Table 1: BlackIce Integrated Tool Inventory
| Tool | Organization | Category | GitHub Stars (Approx) |
|——————|—————–|———————-|———————–|
| LM Eval Harness | Eleuther AI | Evaluation | 10.3K |
| Promptfoo | Promptfoo | LLM Testing | 8.6K |
| CleverHans | CleverHans Lab | Adversarial ML | 6.4K |
| Garak | NVIDIA | Vulnerability Scanning| 6.1K |
| ART | IBM | Adversarial Robustness| 5.6K |
| Giskard | Giskard | AI Testing | 4.9K |
| CyberSecEval | Meta | Safety Evaluation | 3.8K |
| PyRIT | Microsoft | Red Teaming | 2.9K |
| EasyEdit | ZJUNLP | Model Editing | 2.6K |
| Promptmap | N/A | Prompt Injection | 1K |
| Fuzzy AI | CyberArk | Fuzzing | 800 |
| Fickling | Trail of Bits | Pickle Security | 560 |
| Rigging | Dreadnode | LLM Interaction | 380 |
| Judges | Quotient AI | Evaluation | 290 |
Mapping to Risk Frameworks
To ensure the toolkit meets enterprise security standards, Databricks has mapped BlackIce’s capabilities to established risk frameworks, specifically MITRE ATLAS and the Databricks AI Security Framework (DASF). This mapping confirms that the toolkit covers critical threat vectors ranging from prompt injection to supply chain vulnerabilities.

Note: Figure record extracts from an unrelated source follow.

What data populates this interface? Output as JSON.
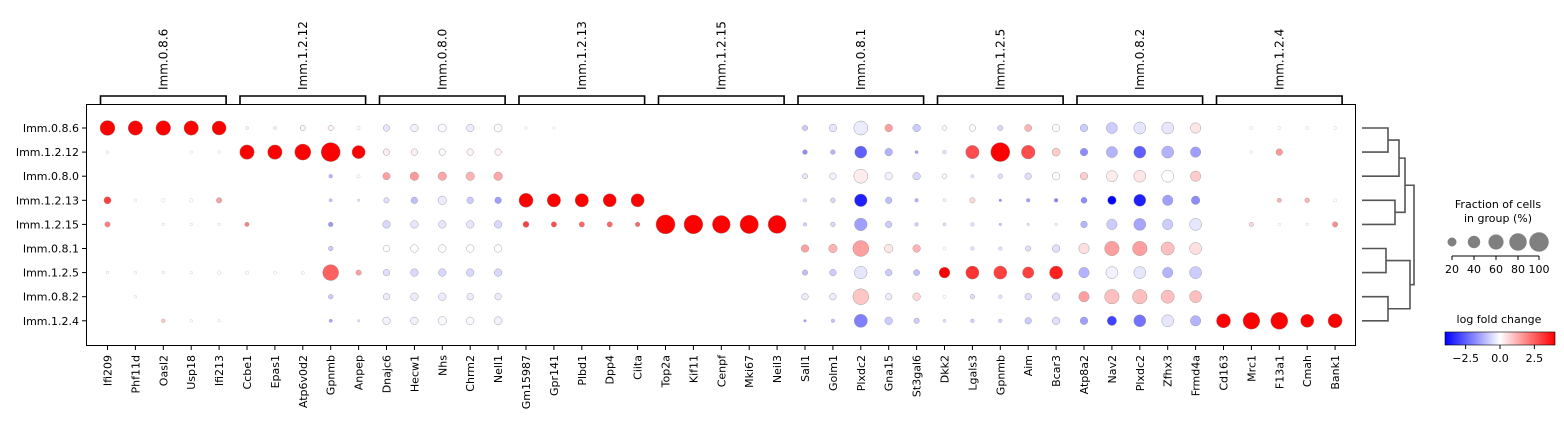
{
  "chart_data": {
    "type": "dotplot",
    "groups": [
      "Imm.0.8.6",
      "Imm.1.2.12",
      "Imm.0.8.0",
      "Imm.1.2.13",
      "Imm.1.2.15",
      "Imm.0.8.1",
      "Imm.1.2.5",
      "Imm.0.8.2",
      "Imm.1.2.4"
    ],
    "gene_groups": [
      {
        "label": "Imm.0.8.6",
        "genes": [
          "Ifi209",
          "Phf11d",
          "Oasl2",
          "Usp18",
          "Ifi213"
        ]
      },
      {
        "label": "Imm.1.2.12",
        "genes": [
          "Ccbe1",
          "Epas1",
          "Atp6v0d2",
          "Gpnmb",
          "Anpep"
        ]
      },
      {
        "label": "Imm.0.8.0",
        "genes": [
          "Dnajc6",
          "Hecw1",
          "Nhs",
          "Chrm2",
          "Nell1"
        ]
      },
      {
        "label": "Imm.1.2.13",
        "genes": [
          "Gm15987",
          "Gpr141",
          "Plbd1",
          "Dpp4",
          "Ciita"
        ]
      },
      {
        "label": "Imm.1.2.15",
        "genes": [
          "Top2a",
          "Kif11",
          "Cenpf",
          "Mki67",
          "Neil3"
        ]
      },
      {
        "label": "Imm.0.8.1",
        "genes": [
          "Sall1",
          "Golm1",
          "Plxdc2",
          "Gna15",
          "St3gal6"
        ]
      },
      {
        "label": "Imm.1.2.5",
        "genes": [
          "Dkk2",
          "Lgals3",
          "Gpnmb",
          "Aim",
          "Bcar3"
        ]
      },
      {
        "label": "Imm.0.8.2",
        "genes": [
          "Atp8a2",
          "Nav2",
          "Plxdc2",
          "Zfhx3",
          "Frmd4a"
        ]
      },
      {
        "label": "Imm.1.2.4",
        "genes": [
          "Cd163",
          "Mrc1",
          "F13a1",
          "Cmah",
          "Bank1"
        ]
      }
    ],
    "fraction": [
      [
        62,
        58,
        60,
        58,
        55,
        3,
        3,
        8,
        8,
        3,
        12,
        16,
        18,
        16,
        18,
        2,
        2,
        0,
        0,
        0,
        0,
        0,
        0,
        0,
        0,
        8,
        16,
        55,
        16,
        16,
        6,
        12,
        8,
        14,
        16,
        16,
        34,
        40,
        40,
        30,
        0,
        3,
        3,
        3,
        3
      ],
      [
        2,
        0,
        0,
        2,
        2,
        58,
        58,
        72,
        100,
        48,
        12,
        12,
        12,
        12,
        12,
        0,
        0,
        0,
        0,
        0,
        0,
        0,
        0,
        0,
        0,
        6,
        6,
        40,
        16,
        3,
        4,
        50,
        100,
        52,
        18,
        16,
        34,
        40,
        40,
        30,
        0,
        2,
        12,
        0,
        0
      ],
      [
        0,
        0,
        0,
        0,
        0,
        0,
        0,
        0,
        4,
        3,
        15,
        20,
        20,
        20,
        20,
        0,
        0,
        0,
        0,
        0,
        0,
        0,
        0,
        0,
        0,
        8,
        12,
        55,
        16,
        16,
        6,
        3,
        6,
        12,
        16,
        16,
        34,
        40,
        40,
        30,
        0,
        0,
        0,
        0,
        0
      ],
      [
        14,
        2,
        4,
        4,
        8,
        0,
        0,
        0,
        3,
        2,
        8,
        12,
        20,
        12,
        12,
        55,
        50,
        50,
        48,
        48,
        0,
        0,
        0,
        0,
        0,
        4,
        6,
        44,
        12,
        4,
        3,
        8,
        2,
        4,
        4,
        10,
        20,
        40,
        30,
        20,
        0,
        0,
        5,
        6,
        3
      ],
      [
        8,
        0,
        2,
        2,
        2,
        5,
        0,
        0,
        6,
        0,
        16,
        16,
        16,
        16,
        16,
        10,
        8,
        8,
        8,
        6,
        100,
        98,
        88,
        94,
        90,
        4,
        6,
        44,
        12,
        4,
        3,
        4,
        2,
        2,
        2,
        12,
        30,
        40,
        30,
        40,
        0,
        5,
        2,
        2,
        8
      ],
      [
        0,
        0,
        0,
        0,
        0,
        0,
        0,
        0,
        6,
        0,
        12,
        16,
        16,
        16,
        16,
        0,
        0,
        0,
        0,
        0,
        0,
        0,
        0,
        0,
        0,
        16,
        20,
        70,
        20,
        16,
        3,
        4,
        4,
        8,
        16,
        30,
        58,
        58,
        48,
        40,
        0,
        0,
        0,
        0,
        0
      ],
      [
        2,
        2,
        2,
        2,
        4,
        3,
        3,
        3,
        70,
        8,
        12,
        16,
        16,
        16,
        16,
        0,
        0,
        0,
        0,
        0,
        0,
        0,
        0,
        0,
        0,
        8,
        12,
        44,
        12,
        10,
        32,
        48,
        48,
        36,
        48,
        30,
        40,
        40,
        30,
        40,
        0,
        0,
        0,
        0,
        0
      ],
      [
        0,
        2,
        0,
        0,
        0,
        0,
        0,
        0,
        6,
        0,
        12,
        16,
        16,
        12,
        12,
        0,
        0,
        0,
        0,
        0,
        0,
        0,
        0,
        0,
        0,
        12,
        12,
        70,
        12,
        16,
        3,
        6,
        4,
        12,
        16,
        30,
        58,
        58,
        48,
        40,
        0,
        0,
        0,
        0,
        0
      ],
      [
        0,
        0,
        4,
        2,
        2,
        0,
        0,
        0,
        3,
        2,
        16,
        16,
        20,
        16,
        18,
        0,
        0,
        0,
        0,
        0,
        0,
        0,
        0,
        0,
        0,
        2,
        4,
        48,
        16,
        8,
        3,
        4,
        4,
        12,
        16,
        16,
        24,
        40,
        40,
        30,
        55,
        78,
        80,
        48,
        55
      ]
    ],
    "logfc": [
      [
        4,
        4,
        4,
        4,
        4,
        0.3,
        0.3,
        0.2,
        0.2,
        0,
        -0.4,
        -0.2,
        -0.1,
        -0.3,
        -0.1,
        0,
        0,
        0,
        0,
        0,
        0,
        0,
        0,
        0,
        0,
        -0.8,
        -0.4,
        -0.3,
        1.5,
        -0.8,
        0,
        0,
        -0.6,
        1.2,
        0,
        -0.8,
        -0.8,
        -0.4,
        -0.4,
        0.4,
        0,
        0,
        0,
        0,
        0
      ],
      [
        0,
        0,
        0,
        0,
        0,
        4,
        4,
        4,
        4,
        4,
        0.3,
        0.2,
        0.1,
        0.2,
        0.2,
        0,
        0,
        0,
        0,
        0,
        0,
        0,
        0,
        0,
        0,
        -1.8,
        -1.2,
        -2.5,
        -1.2,
        -1.5,
        -0.5,
        2.8,
        4,
        2.8,
        0.8,
        -1.8,
        -1.2,
        -2.5,
        -1.2,
        -1.5,
        0,
        0,
        1.6,
        0,
        0
      ],
      [
        0,
        0,
        0,
        0,
        0,
        0,
        0,
        0,
        -1.2,
        0,
        1.5,
        1.6,
        1.4,
        1.2,
        1.4,
        0,
        0,
        0,
        0,
        0,
        0,
        0,
        0,
        0,
        0,
        -0.4,
        -0.2,
        0.3,
        -0.2,
        -0.6,
        0,
        -0.5,
        -0.5,
        -0.5,
        0,
        0.8,
        0.3,
        0.4,
        0,
        0.8,
        0,
        0,
        0,
        0,
        0
      ],
      [
        3,
        0,
        0,
        0,
        1.5,
        0,
        0,
        0,
        -1,
        -0.5,
        -0.5,
        -1,
        -0.3,
        -0.8,
        -1.5,
        4,
        4,
        4,
        4,
        4,
        0,
        0,
        0,
        0,
        0,
        -0.6,
        -0.6,
        -3.5,
        -1,
        -1.2,
        -0.2,
        0.6,
        -1.8,
        -1.5,
        -2,
        -1.8,
        -4,
        -3.5,
        -1.5,
        -1.8,
        0,
        0,
        1.2,
        1.2,
        0
      ],
      [
        2,
        0,
        0,
        0,
        0,
        2,
        0,
        0,
        -1.6,
        0,
        -0.6,
        -0.4,
        -0.4,
        -0.4,
        -0.6,
        3,
        2.8,
        2.4,
        2.4,
        2.4,
        4,
        4,
        4,
        4,
        4,
        -0.8,
        -0.6,
        -1.5,
        -0.8,
        -0.8,
        -0.5,
        -0.5,
        -1,
        -0.5,
        -0.2,
        -1.2,
        -0.8,
        -1.4,
        -0.8,
        -0.4,
        0,
        0.6,
        0,
        0,
        1.8
      ],
      [
        0,
        0,
        0,
        0,
        0,
        0,
        0,
        0,
        -0.8,
        0,
        0,
        0,
        0,
        0,
        0,
        0,
        0,
        0,
        0,
        0,
        0,
        0,
        0,
        0,
        0,
        1.5,
        1.2,
        1.5,
        0.4,
        1.2,
        0,
        -0.5,
        -0.5,
        -0.5,
        -0.5,
        0.5,
        1.5,
        1.5,
        1,
        0.5,
        0,
        0,
        0,
        0,
        0
      ],
      [
        0,
        0,
        0,
        0,
        0,
        0,
        0,
        0,
        2.5,
        1.5,
        -0.5,
        -0.6,
        -0.6,
        -0.6,
        -0.6,
        0,
        0,
        0,
        0,
        0,
        0,
        0,
        0,
        0,
        0,
        -1,
        -0.8,
        -0.4,
        -0.8,
        -1,
        4,
        3.2,
        3,
        3,
        3.5,
        -1.2,
        -0.2,
        -0.4,
        -1.2,
        -0.8,
        0,
        0,
        0,
        0,
        0
      ],
      [
        0,
        0,
        0,
        0,
        0,
        0,
        0,
        0,
        -0.8,
        0,
        -0.3,
        -0.3,
        -0.3,
        -0.3,
        -0.3,
        0,
        0,
        0,
        0,
        0,
        0,
        0,
        0,
        0,
        0,
        -0.3,
        -0.3,
        0.9,
        -0.3,
        0.6,
        0,
        -0.5,
        -0.5,
        -0.5,
        -0.5,
        1.5,
        1,
        1,
        1,
        1,
        0,
        0,
        0,
        0,
        0
      ],
      [
        0,
        0,
        1,
        0,
        0,
        0,
        0,
        0,
        -1.5,
        -0.5,
        -0.2,
        -0.2,
        -0.1,
        -0.1,
        -0.2,
        0,
        0,
        0,
        0,
        0,
        0,
        0,
        0,
        0,
        0,
        -1.5,
        -1,
        -2,
        -0.8,
        -0.8,
        -0.5,
        -0.8,
        -0.8,
        -0.8,
        -0.5,
        -1.5,
        -3,
        -2.2,
        -0.4,
        -1.2,
        4,
        4,
        4,
        4,
        4
      ]
    ],
    "size_legend": {
      "title_line1": "Fraction of cells",
      "title_line2": "in group (%)",
      "ticks": [
        "20",
        "40",
        "60",
        "80",
        "100"
      ]
    },
    "color_legend": {
      "title": "log fold change",
      "ticks": [
        "−2.5",
        "0.0",
        "2.5"
      ],
      "range": [
        -4,
        4
      ],
      "colors": [
        "#0000ff",
        "#ffffff",
        "#ff0000"
      ]
    }
  }
}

Table 2: Risk Framework Mapping
| Capability | MITRE ATLAS Reference | DASF Reference |
|—————————–|————————————————————-|———————————|
| Prompt Injection / Jailbreak| AML.T0051 (Prompt Injection), AML.T0054 (Jailbreak) | 9.1 Prompt inject, 9.12 LLM jailbreak |
| Indirect Prompt Injection | AML.T0051 (Indirect Injection) | 9.9 Input resource control |
| LLM Data Leakage | AML.T0057 (Data Leakage) | 10.6 Sensitive data output |
| Hallucination Detection | AML.T0062 (Discover Hallucinations) | 9.8 LLM hallucinations |
| Adversarial Evasion (CV/ML) | AML.T0015 (Evade Model), AML.T0043 (Craft Data) | 10.5 Black box attacks |
| Supply Chain Safety | AML.T0010 (Supply Chain Compromise) | 7.3 ML supply chain vulnerabilities |
Availability and Integration
Databricks has made the BlackIce image publicly available on Docker Hub. The toolkit includes custom patches to ensure seamless interaction with Databricks Model Serving endpoints out of the box.
Security professionals can pull the current Long Term Support (LTS) version using the tag `databricksruntime/blackice:17.3-LTS`. For integration into Databricks workspaces, users can configure their compute clusters using Databricks Container Services to point to this image URL, enabling immediate orchestration of AI security assessments.
Conclusion
BlackIce represents a significant advancement in AI security testing by providing a unified, containerized environment that simplifies the complexities associated with evaluating LLMs and ML systems. By integrating a comprehensive suite of tools and aligning with established risk frameworks, BlackIce empowers security researchers to conduct thorough and efficient assessments, ultimately enhancing the security posture of AI applications.